By Martin Keys / December 30, 2011
In 2003, PC gaming was undergoing a significant evolution. Deus Ex: Invisible War was among the first titles to incorporate the Havok engine and utilise many of the features in DX9's canon. While the latter merely acted to create the graphical advantage that the PC obtains about two or so years into any given console generation's life span, the former reinvigorated several genres, not least of which was the FPS.
To an extent Invisible War succeeded in showing us what Havok and DX9 were capable of. The physics are a lot of fun to use and abuse; throwing stools at coffee shop patrons and in turn trashing the place takes a while to get dull. It's then that you think to stop piling corpses in a humorous fashion and try to implement the physics to your practical advantage. It can be done, but not in an entirely satisfactory manner mainly due to the limitations in level design and AI, who seems blissfully unaware or uncaring of your antics until a trigger condition is met.
The AI was one of the major bugbears of the original, which unfortunately has not been revised in any way shape or form. One firefight that was requiring much quick-loading on my part I found to be avoidable by merely jumping onto a ledge 6 feet off the ground and shooting at the enemy who seemed to be incapable of combat on more than one plane. Stealth also suffers from a poor implementation of AI; amazingly the manual claims that detection is calculated in a way similar to Thief in that metal makes more noise than carpet, yet I found it impossible to remain unheard at any point in the game regardless of any conditions.

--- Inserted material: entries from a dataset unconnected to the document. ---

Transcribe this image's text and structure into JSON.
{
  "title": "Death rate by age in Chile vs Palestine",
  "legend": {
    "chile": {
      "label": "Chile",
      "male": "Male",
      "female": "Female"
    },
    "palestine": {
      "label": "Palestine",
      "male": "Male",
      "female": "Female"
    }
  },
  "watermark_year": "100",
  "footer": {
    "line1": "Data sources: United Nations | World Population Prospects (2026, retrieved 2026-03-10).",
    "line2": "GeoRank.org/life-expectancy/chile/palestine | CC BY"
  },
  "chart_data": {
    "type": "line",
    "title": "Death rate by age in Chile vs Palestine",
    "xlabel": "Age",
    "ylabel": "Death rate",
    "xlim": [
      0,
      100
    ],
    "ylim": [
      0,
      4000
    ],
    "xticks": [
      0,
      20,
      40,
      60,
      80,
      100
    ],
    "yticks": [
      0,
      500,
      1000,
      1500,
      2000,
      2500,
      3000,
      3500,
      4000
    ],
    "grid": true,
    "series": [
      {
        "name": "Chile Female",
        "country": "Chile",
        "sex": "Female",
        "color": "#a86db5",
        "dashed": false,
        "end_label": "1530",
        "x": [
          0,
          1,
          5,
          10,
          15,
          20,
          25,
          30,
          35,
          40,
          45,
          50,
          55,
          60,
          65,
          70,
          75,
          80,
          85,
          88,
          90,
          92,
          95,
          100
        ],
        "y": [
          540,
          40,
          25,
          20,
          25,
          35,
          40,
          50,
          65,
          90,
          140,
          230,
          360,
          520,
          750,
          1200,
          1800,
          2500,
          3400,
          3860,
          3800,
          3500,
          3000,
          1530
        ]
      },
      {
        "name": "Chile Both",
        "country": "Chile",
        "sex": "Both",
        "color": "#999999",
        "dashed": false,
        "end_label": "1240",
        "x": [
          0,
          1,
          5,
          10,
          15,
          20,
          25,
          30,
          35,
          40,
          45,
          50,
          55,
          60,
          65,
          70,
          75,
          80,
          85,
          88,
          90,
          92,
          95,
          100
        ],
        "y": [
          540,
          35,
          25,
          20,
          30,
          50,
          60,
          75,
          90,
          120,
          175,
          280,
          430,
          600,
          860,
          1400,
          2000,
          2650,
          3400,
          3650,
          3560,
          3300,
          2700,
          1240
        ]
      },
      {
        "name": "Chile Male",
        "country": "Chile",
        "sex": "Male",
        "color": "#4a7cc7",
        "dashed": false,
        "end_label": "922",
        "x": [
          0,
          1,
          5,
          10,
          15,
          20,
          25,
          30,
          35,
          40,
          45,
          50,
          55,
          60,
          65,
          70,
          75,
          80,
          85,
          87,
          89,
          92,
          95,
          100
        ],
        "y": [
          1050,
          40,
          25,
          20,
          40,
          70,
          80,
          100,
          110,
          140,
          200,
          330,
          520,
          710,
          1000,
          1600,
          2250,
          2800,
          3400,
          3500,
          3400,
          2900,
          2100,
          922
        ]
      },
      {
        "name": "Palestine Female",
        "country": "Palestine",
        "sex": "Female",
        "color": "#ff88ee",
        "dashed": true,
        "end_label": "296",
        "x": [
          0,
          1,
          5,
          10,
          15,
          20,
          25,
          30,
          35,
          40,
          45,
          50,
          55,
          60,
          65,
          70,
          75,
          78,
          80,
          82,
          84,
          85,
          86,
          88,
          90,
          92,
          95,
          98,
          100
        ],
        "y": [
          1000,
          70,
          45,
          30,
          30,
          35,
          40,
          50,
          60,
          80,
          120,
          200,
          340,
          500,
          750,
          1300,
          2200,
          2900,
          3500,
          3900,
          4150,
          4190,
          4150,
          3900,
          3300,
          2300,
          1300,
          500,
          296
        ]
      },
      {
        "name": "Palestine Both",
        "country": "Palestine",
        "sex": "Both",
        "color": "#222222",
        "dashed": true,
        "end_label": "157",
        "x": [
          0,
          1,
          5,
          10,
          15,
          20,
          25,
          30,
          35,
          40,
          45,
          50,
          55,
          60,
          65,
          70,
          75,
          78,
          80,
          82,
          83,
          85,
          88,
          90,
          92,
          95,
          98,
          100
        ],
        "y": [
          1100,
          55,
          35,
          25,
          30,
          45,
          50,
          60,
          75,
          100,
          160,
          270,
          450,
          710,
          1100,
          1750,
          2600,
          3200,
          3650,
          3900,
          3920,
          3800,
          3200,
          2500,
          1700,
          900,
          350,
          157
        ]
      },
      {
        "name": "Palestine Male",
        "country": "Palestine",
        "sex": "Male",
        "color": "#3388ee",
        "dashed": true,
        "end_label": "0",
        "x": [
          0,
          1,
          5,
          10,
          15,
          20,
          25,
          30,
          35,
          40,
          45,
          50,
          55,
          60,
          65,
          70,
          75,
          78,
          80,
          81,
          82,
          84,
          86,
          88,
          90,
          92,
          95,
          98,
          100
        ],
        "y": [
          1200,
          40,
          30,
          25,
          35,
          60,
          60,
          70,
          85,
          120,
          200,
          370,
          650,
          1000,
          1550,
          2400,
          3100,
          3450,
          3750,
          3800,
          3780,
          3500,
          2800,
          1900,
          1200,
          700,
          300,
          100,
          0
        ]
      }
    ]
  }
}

Losing the points system from the first game was another massive mistake. It was in Cairo when I went to see the woman whose kid I got enrolled in Tarsus that it hit me that there is no impetus to go and do the sidestories. At all. You don't gain experience, it doesn't (I presume) add to a final completion percentage. They are just there for you to do if you feel like it, and that's just not enough. You may get some credits, but there's so little to spend them on.
As for the biomods... at first I thought it was going to be tough because you could only have one from each category, but early on I decided to beef up the spydrone, at which point I became capable of dispatching bots in seconds thanks to my EMP blast. With that and my cloaks, again fully powered, I didn't even have to sneak in this game. Plentiful multi-tools meant I never missed hacking a computer. It's such a broken system, even though on the face of it it's nice to play, but on closer inspection turns out to have no depth at all. I was utterly gutted. How did they get it so wrong?
Like all other choices in the game stealth is binary and uninteresting: you are either invisible to your enemy or you are not. Unlike the first game the level design is so poor that there are rarely any extenuating factors on your choices. So there is no skill or imagination involved in the implementation of your (now fairly limited compared to DX1) skillset. The choice is there but why investigate alternatives when one is obviously best? I.e. just jump over the laser trip-wire rather than waste a multi-tool, which is nearly always an option in this game.
The major plot choices also follow this logic, and more distressingly have no bearing on the game. You will always be given an objective from a faction regardless of how many of their followers you have killed and how many of their previous objectives you ignored. Not such a huge problem if the plot were interesting, or even passable, which is rare enough in a game; but the plot here, though far from awful, is hugely inferior to its predecessor's, and its major twists fall somewhat flat given the short playtime (merely around 10 hours for me). The game's brevity, on the other hand, would not have been a negative point on its own, but when coupled with the ludicrously low level of challenge, even on Realistic, becomes unpardonable. (Funnily enough, Hard is actually a lot more difficult than Realistic; weapons do much greater damage on Realistic but this works both ways, effectively halving your adversaries' health, which is why Hard is my preferred mode of play as I like my enemies to go down after a semi-reasonable number of bullets).
And this is just a final nail in the coffin for what was, by some margin, the biggest disappointment of 2003 for me. The original was a masterpiece, it was at times clunky and overlong but with a ton of depth and satisfaction to be had. I thought an easy way to summarise the game would be through comparison to its big brother, but unfortunately Invisible War would seem to be a little waster runt born of lesser stock (possibly out of wedlock). This will be enjoyable for the first little while, but once the lack of depth becomes all too apparent and the awful level design kicks in (ANOTHER VENT, how convenient) you may find yourself booting up the original to muster hope for the third Deus Ex.